Geralmente, uma biópsia é necessária para o diagnóstico, mas infelizmente essas doenças também compartilham muitas características histopatológicas. Outra dificuldade para o diagnóstico diferencial é que uma doença pode apresentar características de outra doença no estágio inicial e pode ter as características características nos estágios seguintes. Os pacientes foram primeiramente avaliados clinicamente com 12 características. 

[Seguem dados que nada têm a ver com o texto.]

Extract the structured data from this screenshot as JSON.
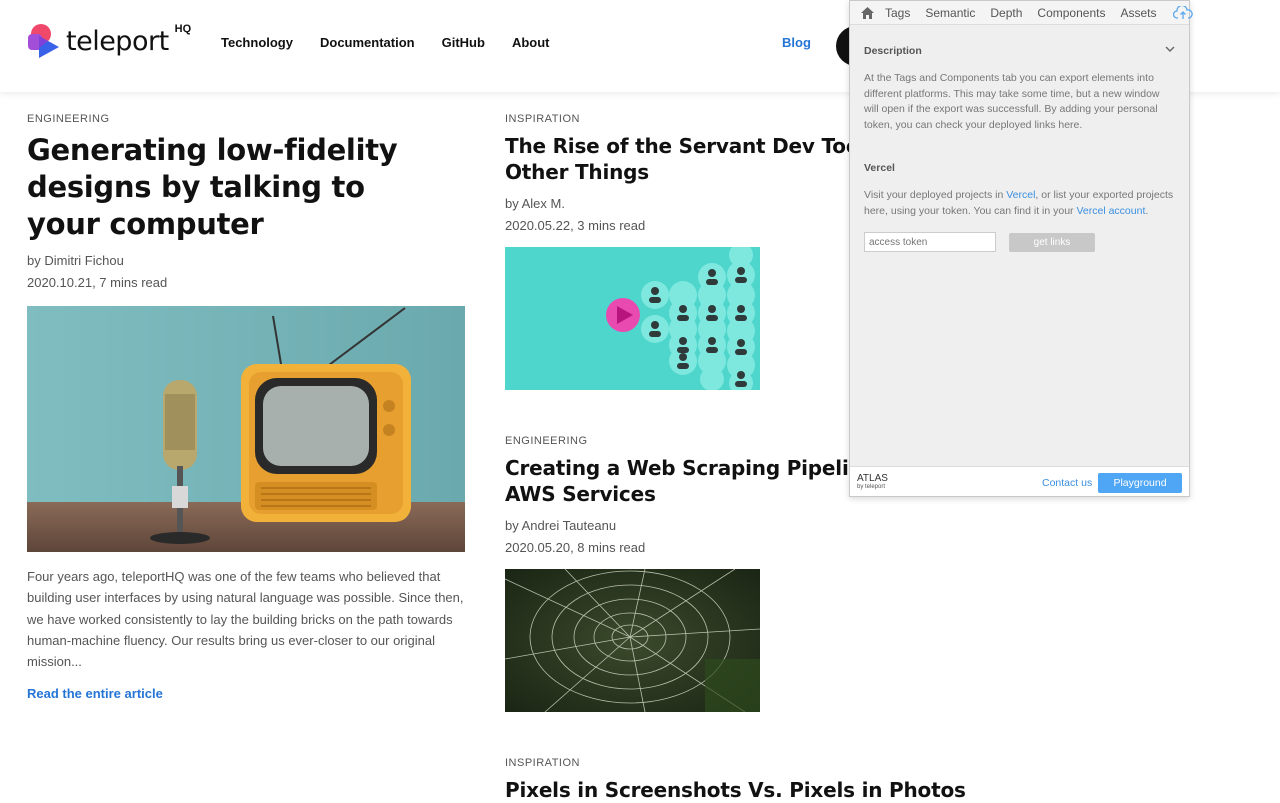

Depois, amostras de pele foram coletadas para a avaliação de 22 características histopatológicas. Os valores das características histopatológicas são determinados por uma análise das amostras sob um microscópio.

## 1. Bibliotecas

In [1]:
# Manipulação e visualização de dados
import pandas as pd
import numpy as np
import matplotlib.pyplot as plt
import matplotlib as mpl
import seaborn as sns

# Filtragem de mensagens de warning e configuração de visualização de tabelas
import warnings
warnings.filterwarnings('ignore')
pd.set_option('display.max_columns', None)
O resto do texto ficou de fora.